3D Druck - Historie

Als die ersten CAD-Programme  in den 80er Jahren den Markt eroberten, gab es bereits die ersten 3D Druckmaschinen. 1986 lies sich Charles Hull den ersten 3D Drucker patentieren. Schon damals war ein großer Abnahmemarkt,  der Prototypen Bereich. Die ersten Kunden kamen aus der Automobil- und Flugzeugindustrie sowie aus dem Militärbereich.

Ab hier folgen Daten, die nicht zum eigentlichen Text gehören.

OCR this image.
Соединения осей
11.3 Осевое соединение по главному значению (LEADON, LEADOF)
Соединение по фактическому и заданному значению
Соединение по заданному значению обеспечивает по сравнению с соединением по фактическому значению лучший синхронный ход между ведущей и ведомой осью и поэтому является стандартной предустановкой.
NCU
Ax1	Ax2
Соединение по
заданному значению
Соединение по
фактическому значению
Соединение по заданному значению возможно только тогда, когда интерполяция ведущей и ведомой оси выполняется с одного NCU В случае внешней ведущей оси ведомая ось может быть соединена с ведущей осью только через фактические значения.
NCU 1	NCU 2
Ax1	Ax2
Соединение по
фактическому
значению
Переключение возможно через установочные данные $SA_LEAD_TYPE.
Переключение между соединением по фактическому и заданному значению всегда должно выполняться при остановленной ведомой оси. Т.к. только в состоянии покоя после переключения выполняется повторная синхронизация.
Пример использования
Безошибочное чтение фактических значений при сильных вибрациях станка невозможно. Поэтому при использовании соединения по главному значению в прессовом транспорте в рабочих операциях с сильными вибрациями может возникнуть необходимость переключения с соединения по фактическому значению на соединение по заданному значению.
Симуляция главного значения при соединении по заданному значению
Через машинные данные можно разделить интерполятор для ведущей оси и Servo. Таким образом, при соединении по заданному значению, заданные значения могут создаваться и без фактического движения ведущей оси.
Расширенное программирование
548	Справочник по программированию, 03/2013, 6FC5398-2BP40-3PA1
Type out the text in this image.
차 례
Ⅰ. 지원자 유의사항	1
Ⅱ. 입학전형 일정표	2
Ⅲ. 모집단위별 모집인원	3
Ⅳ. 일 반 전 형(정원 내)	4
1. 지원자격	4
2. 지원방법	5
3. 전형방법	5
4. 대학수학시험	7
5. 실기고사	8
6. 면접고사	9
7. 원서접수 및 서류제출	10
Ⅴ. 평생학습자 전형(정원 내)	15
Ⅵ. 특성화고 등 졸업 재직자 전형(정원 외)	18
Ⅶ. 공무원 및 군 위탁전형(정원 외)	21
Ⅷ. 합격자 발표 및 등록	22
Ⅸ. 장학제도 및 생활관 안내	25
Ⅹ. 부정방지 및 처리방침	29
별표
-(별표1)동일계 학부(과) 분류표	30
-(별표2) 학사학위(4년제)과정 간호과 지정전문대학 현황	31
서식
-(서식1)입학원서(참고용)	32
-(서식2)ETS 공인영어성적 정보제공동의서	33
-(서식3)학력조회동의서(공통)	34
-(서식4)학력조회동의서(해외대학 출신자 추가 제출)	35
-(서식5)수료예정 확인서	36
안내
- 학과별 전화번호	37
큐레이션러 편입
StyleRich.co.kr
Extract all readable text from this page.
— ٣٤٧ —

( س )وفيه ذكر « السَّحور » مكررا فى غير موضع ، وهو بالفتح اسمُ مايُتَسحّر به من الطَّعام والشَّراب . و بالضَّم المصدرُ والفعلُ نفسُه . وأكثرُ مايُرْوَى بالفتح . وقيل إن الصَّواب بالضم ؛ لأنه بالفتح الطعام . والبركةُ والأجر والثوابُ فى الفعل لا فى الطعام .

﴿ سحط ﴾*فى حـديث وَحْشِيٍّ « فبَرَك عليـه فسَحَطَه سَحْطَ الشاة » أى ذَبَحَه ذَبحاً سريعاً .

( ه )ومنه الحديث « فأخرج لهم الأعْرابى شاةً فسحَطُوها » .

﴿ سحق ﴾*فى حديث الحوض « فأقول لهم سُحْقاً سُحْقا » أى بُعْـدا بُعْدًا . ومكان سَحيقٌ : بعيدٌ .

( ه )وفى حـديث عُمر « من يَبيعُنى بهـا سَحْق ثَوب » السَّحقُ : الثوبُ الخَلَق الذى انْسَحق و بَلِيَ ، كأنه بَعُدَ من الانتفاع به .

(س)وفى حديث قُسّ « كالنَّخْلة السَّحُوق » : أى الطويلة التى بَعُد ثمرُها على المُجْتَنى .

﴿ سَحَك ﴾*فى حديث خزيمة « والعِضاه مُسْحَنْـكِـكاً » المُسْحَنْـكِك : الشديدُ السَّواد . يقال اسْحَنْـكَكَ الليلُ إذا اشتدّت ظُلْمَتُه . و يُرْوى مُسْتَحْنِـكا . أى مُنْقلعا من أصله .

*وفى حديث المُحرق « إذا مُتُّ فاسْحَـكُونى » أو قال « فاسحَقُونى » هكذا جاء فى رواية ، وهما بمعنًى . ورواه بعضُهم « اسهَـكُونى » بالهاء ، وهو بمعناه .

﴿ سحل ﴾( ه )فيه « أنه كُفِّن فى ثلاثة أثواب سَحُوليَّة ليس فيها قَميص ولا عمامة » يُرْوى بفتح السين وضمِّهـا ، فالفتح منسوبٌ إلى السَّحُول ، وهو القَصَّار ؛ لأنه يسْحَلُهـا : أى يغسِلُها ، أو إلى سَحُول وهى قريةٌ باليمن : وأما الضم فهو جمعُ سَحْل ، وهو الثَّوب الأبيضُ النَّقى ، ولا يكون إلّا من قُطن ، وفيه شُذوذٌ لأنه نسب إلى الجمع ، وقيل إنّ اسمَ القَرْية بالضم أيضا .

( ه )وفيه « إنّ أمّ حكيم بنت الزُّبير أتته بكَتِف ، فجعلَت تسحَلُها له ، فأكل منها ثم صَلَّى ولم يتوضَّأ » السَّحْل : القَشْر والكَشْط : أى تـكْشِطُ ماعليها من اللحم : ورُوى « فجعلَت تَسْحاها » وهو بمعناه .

Zu der damaligen Zeit war es schier nicht denkbar, dass sich der 3D Druckbereich mal so etablieren würde, dass es mal Drucker für den normalen Hausgebrauch geben soll.
 
Seit 2009 hat der 3D Drucker Bereich einen regelrechten Hype und Run erfahren. Es etablierten sich Druckdienstleister, die Auftragsdrucke entgegen nahmen. Auch wenn die Drucker an sich damals wie auch heute noch sehr preisintensiv sind, stellt die Fertigung von Prototypen über den 3D Drucker eine kostengünstigere Alternative da, als die Fertigung über die traditionellen Verfahren. Sie müssen sich nur mal vorstellen, dass ein Prototyp im Gussverfahren erstellt werden soll. Dafür muss auch erstmal die Gussform produziert werden. Wenn man Glück hat, ist die von Anfang an so, wie geplant. In vielen Fällen, werden diese Gussformen aber zig Mal überarbeitet und somit immer weggeworfen sowie auch die Prototypen die daraus entstanden. Da kann man sich ja sicherlich vorstellen, dass das herkömmliche Verfahren preisintensiver ist als das 3D Druckverfahren.
 
Auch wurde die Qualität der ausgedruckten 3D Objekte in den letzten Jahren immer wieder, aufgrund der fortschreitenden Technik und der Verbesserung der Materialen verbessert.
 
2012 begann die sogenannte vierte industrielle Revolution. Als die Firma MAKERBOT den Replicator 2 auf den Markt brachte,  war das Thema 3D Technik in aller Munde. Medien stürzten sich gerade zu auf das 3D Thema und schlachteten es aus. Es war DAS Thema.
 
Es gibt eigentlich keinen Tag, wo nicht wieder Neuigkeiten aus dem 3D Druck Bereich veröffentlicht werden.
Airbus will künftig 10% seiner Bau - und Ersatzteile selbst herstellen - mittels 3D Drucker. 2016 soll bereits eine Serienproduktion aus dem 3D Drucker mit den Materialen Titan, Aluminium und Edelstahl beginnen. Durch den Ersatz der Artikel aus dem 3D Druck statt der üblichen Fertigungsweise bekommen die Flieger ein geringeres Gewicht und somit wird der Treibstoffverbrauch auch vermindert.
  
Auch die Medizin setzt sich mehr und mehr mit dem Thema 3D Druck auseinander. So kommen gerade in der Zahnmedizin immer mehr Implantate aus dem 3D Drucker.
Die Firma Print2Taste will im Jahr 2016 einen Lebensmitteldrucker auf dem Markt bringen. Es wird also nicht mehr lange dauern, bis gedrucktes Essen zur Realität wird.
  
Wirtschaftsforscher gehen davon aus und auch die obigen Beispiele verdeutlichen es, dass der 3D Druck Bereich wirklich der Zukunftsmarkt schlecht hin ist.
Man kann gespannt sein, was die Zukunft im 3D Bereich noch so mit sich bringt.